Under general anesthesia, a puncture of the right femoral artery was performed. An angiographic catheter 5F on a guidewire 0.035" was inserted through the inserted introducer 6F. Catheterized right ICA. Contrast the right ICA, the pool of the right ICA. Identified carotid-cavernous fistula type A, distal blood flow preserved. Considering the presence of a preserved distal channel and a defect in the vascular wall of the ICA of large sizes, we decided to implant two stent-diverter stents using the "telescope" technique.
Angiographic catheter is replaced by a guiding catheter. A microcatheter is installed in the lumen of the right ICA and the FRED diverter stents are precisely positioned and alternately implanted.
On control angiography, the complete restoration of the ICA lumen with no discharge into the cavernous sinus is determined, the main and distal vessels are passable (Figures 3 and Figure 4). Microcatheter removed without technical difficulties. Endovascular instrumentation removed. Hemostasis, bleeding. A pressure bandage was applied to the puncture site.
Figure 3: Cerebral angiography, lateral projection, Sighted angiography of the right ICA. Embolized section of CCF with implanted flow-diverter sterns.
View Figure 3
Figure 4: Cerebral angiography, lateral projection, Arterial phase. Fully restored blood flow in the right ICA.
View Figure 4
The early postoperative period was uneventful. The dressing was removed after 24 hours. The pulse on the femoral artery is preserved. Neurological status of the patient without features. Discharged from the hospital in satisfactory condition on the 3rd day after the intervention.
In the long-term period, three months after the intervention, a significant decrease in exophthalmos, conjunctival chemosis, and scleral injections is determined. A satisfactory aesthetic and clinical result of the operation is noted. The patient notes an improvement in vision (Figure 5).

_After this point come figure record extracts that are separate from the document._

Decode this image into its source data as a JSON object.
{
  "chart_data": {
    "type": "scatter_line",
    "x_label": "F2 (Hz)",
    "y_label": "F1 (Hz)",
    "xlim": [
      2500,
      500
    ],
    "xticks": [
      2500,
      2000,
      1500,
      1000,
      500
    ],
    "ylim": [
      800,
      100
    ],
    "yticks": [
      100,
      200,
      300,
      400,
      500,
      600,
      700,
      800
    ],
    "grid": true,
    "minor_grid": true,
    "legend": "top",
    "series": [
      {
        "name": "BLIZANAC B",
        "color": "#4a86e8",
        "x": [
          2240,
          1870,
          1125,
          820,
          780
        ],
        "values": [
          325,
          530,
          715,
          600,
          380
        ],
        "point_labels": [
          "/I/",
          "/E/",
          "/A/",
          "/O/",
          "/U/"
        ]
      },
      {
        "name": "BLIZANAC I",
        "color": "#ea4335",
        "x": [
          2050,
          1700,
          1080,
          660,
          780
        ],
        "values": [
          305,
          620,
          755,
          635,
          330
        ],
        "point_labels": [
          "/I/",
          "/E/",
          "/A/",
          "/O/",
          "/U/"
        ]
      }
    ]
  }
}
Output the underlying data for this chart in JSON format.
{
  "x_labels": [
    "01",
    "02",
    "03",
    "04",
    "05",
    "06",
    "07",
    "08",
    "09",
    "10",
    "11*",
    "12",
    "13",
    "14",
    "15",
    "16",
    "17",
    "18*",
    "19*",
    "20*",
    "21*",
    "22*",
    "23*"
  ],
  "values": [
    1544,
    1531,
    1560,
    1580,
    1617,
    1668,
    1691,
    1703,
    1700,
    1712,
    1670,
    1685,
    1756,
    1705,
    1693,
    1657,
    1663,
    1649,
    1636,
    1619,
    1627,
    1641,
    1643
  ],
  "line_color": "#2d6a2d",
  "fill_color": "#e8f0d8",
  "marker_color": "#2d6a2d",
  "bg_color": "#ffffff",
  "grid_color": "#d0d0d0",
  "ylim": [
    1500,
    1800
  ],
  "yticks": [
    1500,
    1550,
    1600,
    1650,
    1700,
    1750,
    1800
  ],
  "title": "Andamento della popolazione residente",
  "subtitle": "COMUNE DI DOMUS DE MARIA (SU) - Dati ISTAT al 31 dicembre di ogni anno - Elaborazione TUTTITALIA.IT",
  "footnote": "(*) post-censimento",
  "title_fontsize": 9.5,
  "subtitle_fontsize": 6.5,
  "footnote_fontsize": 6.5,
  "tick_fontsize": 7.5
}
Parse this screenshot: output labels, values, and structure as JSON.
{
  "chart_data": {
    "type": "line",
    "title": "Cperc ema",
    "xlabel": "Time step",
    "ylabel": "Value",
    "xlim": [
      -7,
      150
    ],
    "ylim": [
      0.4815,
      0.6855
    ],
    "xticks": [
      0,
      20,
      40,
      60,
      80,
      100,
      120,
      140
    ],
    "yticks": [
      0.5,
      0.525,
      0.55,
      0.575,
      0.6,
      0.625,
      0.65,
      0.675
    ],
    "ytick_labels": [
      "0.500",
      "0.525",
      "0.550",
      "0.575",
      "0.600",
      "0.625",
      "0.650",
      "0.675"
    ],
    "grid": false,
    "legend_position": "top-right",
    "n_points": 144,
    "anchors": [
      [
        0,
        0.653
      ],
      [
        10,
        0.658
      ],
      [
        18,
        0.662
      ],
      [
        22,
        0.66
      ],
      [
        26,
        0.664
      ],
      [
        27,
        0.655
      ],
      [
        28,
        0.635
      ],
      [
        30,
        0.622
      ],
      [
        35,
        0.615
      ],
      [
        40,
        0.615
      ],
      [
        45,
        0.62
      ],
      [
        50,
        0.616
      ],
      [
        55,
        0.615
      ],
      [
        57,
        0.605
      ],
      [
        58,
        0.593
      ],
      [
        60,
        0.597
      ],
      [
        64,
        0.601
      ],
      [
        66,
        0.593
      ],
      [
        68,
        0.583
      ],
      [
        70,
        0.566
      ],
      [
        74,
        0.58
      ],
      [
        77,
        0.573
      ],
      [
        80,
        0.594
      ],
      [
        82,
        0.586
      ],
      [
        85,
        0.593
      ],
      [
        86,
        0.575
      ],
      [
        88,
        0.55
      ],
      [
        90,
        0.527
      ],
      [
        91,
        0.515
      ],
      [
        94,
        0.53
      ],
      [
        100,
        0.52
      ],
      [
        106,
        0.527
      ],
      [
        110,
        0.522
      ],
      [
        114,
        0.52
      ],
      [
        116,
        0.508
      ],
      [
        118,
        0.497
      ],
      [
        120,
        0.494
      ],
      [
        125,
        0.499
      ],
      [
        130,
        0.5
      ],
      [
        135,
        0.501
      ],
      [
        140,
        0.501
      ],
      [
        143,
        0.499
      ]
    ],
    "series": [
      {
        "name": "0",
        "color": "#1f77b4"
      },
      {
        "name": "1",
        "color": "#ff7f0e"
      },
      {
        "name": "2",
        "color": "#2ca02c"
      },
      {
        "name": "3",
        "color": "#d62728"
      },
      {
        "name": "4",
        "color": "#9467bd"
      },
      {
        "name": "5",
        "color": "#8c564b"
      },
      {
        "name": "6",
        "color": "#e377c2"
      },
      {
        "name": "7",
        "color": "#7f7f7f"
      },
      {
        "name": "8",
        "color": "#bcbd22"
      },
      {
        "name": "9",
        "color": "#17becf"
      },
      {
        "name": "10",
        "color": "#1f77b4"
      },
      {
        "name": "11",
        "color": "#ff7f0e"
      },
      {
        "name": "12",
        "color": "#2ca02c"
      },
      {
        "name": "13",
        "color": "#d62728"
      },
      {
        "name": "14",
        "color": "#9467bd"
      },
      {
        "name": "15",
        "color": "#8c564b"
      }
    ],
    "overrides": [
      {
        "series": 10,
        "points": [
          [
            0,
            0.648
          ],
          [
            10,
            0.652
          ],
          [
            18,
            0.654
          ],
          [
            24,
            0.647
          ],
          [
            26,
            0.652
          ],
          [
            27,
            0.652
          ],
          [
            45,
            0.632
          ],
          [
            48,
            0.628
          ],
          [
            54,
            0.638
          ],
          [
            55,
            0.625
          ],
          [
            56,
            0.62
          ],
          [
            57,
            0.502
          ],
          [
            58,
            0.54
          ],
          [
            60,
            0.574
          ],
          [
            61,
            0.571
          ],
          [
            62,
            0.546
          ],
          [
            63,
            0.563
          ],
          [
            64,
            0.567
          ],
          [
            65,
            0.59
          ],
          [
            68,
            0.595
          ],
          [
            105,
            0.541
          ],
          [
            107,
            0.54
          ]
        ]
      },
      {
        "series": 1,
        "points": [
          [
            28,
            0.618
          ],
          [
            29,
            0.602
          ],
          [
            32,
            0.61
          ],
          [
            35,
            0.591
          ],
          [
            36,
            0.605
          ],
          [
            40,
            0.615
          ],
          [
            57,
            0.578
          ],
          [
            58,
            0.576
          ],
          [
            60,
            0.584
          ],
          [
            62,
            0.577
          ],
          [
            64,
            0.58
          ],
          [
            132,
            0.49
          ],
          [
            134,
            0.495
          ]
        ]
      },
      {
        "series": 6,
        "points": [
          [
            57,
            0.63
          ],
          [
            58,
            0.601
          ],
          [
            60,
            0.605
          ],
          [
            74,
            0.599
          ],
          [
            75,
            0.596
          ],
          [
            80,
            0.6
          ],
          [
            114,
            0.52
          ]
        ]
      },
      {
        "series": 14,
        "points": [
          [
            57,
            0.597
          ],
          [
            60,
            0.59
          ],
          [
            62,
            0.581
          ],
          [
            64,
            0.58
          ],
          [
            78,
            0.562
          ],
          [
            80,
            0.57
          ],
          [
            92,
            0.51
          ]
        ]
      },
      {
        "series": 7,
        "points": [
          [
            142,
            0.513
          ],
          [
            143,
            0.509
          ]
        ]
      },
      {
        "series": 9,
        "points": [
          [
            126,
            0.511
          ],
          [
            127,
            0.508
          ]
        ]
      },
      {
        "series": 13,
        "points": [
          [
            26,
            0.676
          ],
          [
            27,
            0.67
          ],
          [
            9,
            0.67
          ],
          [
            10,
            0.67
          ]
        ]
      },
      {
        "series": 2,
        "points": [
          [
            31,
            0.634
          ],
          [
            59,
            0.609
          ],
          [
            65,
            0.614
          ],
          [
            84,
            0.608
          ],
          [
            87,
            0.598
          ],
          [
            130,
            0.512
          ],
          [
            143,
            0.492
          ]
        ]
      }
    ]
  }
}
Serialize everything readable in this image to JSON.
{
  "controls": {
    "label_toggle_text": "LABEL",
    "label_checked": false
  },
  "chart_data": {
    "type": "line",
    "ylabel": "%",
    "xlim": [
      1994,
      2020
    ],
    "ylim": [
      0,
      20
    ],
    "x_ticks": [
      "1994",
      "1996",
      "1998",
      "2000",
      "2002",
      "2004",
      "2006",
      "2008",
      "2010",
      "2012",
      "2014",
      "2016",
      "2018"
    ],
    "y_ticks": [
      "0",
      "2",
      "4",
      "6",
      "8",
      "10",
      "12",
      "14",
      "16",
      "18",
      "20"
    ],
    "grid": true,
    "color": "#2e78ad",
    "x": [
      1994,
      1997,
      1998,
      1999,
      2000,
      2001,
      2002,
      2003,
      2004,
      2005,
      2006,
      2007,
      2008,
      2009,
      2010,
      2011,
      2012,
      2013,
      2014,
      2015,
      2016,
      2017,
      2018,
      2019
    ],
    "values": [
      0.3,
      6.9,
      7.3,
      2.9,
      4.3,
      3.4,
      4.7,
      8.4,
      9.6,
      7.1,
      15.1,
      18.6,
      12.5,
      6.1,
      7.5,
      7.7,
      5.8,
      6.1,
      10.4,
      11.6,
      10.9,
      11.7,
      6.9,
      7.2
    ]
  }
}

Figure 5: The appearance of the patient 3 months after surgery. Reducing edema of the right eye, the absence of exophthalmos, conjunctival chemosis.
View Figure 5
Diagnostic and treatment of CCF has improved significantly in recent years. The widespread availability of non-invasive imaging methods, combined with improvements in catheter angiography, allows in most cases to be quickly and accurately diagnosed, and new endovascular methods can successfully treat most patients with these lesions with virtually no complications or death, and with the permission of most clinical manifestations [6].
In our case, we chose this strategy for the following reasons: Given the early ineffective coils embolization, the possible development of the "mass - effect", venous insufficiency after complete occlusion with the coils. We used the "telescopic" technique of implantation of two flow - diverter stents in order to completely reconstruct the cavernous section of the ICA.
Thus, this clinical case showed the efficacy and safety of the use of flow-diverter stents in this pathology. In our opinion, the use of the "telescopic" technique of stent implantation in this situation was the most justified, in view of the extensive defect in the vascular wall.